De Raad is dan ook van oordeel dat betrokkene de verplichting bedoeld in artikel 49 van de AOW niet is nagekomen, zodat appellant ingevolge artikel 17c, eerste lid, van de AOW in beginsel gehouden was betrokkene een boete op te leggen.
Ingevolge artikel 17c, zevende lid, van de AOW wordt de hoogte van de boete afgestemd op de ernst van de gedraging en de mate waarin de gedraging de pensioengerechtigde kan worden verweten. Van het opleggen van een boete wordt in elk geval afgezien, indien elke vorm van verwijtbaarheid ontbreekt. Ingevolge artikel 17c, tweede lid, van de AOW worden bij of krachtens algemene maatregel van bestuur nadere regels gesteld met betrekking tot het eerste en tweede lid.
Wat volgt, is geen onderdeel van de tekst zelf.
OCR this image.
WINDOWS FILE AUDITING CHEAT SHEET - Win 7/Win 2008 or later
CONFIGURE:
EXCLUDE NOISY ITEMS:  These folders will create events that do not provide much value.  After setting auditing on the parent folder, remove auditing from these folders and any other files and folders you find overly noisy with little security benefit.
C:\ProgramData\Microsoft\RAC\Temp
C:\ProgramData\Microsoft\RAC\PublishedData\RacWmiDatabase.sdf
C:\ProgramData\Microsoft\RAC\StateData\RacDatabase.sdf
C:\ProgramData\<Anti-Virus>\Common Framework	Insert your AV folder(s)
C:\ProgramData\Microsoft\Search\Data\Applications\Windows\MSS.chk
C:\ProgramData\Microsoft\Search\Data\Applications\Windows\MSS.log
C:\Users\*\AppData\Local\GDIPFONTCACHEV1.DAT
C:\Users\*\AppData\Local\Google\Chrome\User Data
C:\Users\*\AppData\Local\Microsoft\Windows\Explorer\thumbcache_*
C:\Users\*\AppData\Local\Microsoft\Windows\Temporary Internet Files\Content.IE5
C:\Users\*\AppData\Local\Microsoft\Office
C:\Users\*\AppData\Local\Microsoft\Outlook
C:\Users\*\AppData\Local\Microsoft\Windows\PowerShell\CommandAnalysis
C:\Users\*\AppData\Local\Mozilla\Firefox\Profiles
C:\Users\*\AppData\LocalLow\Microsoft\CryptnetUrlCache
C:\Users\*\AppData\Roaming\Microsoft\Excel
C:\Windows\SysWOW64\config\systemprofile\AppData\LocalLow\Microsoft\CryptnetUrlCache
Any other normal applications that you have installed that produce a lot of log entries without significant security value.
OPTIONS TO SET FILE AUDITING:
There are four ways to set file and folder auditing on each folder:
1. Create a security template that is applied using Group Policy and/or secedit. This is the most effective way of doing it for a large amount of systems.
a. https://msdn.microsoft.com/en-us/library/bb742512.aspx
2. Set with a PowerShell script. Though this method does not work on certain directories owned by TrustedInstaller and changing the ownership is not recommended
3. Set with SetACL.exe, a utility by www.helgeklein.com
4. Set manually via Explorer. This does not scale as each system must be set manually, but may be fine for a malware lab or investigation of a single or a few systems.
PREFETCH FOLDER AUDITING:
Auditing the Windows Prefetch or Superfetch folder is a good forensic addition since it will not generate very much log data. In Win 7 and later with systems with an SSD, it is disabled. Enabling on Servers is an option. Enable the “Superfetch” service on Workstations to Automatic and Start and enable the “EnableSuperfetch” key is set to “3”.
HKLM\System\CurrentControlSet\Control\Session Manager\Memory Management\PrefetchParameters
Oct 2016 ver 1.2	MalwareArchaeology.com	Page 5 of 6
Deze algemene maatregel van bestuur is het Boetebesluit socialezekerheidswetten waarin in artikel 2 is bepaald dat de boete wordt vastgesteld op 10% van het benadelingsbedrag, met dien verstande dat zij op ten minste € 45,- wordt vastgesteld. Ingevolge artikel 3, eerste lid, van het Boetebesluit socialezekerheidswetten wordt de boete die is berekend met toepassing van artikel 2 verhoogd of verlaagd indien de ernst van de gedraging, de mate waarin de belanghebbende de gedraging verweten kan worden of de omstandigheden waarin belanghebbende verkeert, daartoe aanleiding geven.
De Raad is met appellant van oordeel dat van omstandigheden als bedoelt in artikel 3, eerste lid, van het Boetebesluit sociale zekerheidswetten niet is gebleken en kan de rechtbank dan ook niet volgen in haar oordeel dat de boete van € 45,- onevenredig hoog is. Het enkele feit dat het om een relatief laag benadelingsbedrag van € 59,40 gaat is voor deze conclusie onvoldoende. De Raad wijst er in dit verband op dat op grond van artikel 17c, eerste lid, van de AOW er voor appellant een ongeclausuleerde gehoudenheid bestaat om een boete op te leggen, reeds bij een enkele schending van artikel 49 van de AOW. Uit artikel 2, derde lid, van het Boetebesluit socialezekerheidswetten blijkt voorts dat indien het niet nakomen van de inlichtingenverplichting niet heeft geleid tot een benadelingsbedrag de boete kan worden vastgesteld op € 45,-. De Raad ziet in deze bepalingen een uitdrukking van de generaal preventieve functie van de boete.
Uit het voorgaande volgt dat appellant bij het besluit op bezwaar terecht de boete van € 45,- heeft gehandhaafd. Ten onrechte is dat besluit door de rechtbank in zoverre vernietigd, zodat de aangevallen uitspraak in zoverre niet in stand kan blijven. Doende wat de rechtbank had behoren te doen zal de Raad het beroep van betrokkene tegen het besluit van 22 december 2004 ook in zoverre ongegrond verklaren.
De Raad ziet geen aanleiding voor een veroordeling in de proceskosten.
De Centrale Raad van Beroep;
Vernietigt de aangevallen uitspraak, voor zover aangevochten;
Verklaart het beroep van betrokkene tegen het besluit van 22 december 2004, voor zover dit besluit betrekking heeft op de boete, ongegrond.
Deze uitspraak is gedaan door T.L. de Vries als voorzitter en H.J. Simon en H.J. de Mooij als leden. De beslissing is, in tegenwoordigheid van A.C. Palmboom als griffier, uitgesproken in het openbaar op 31 januari 2008.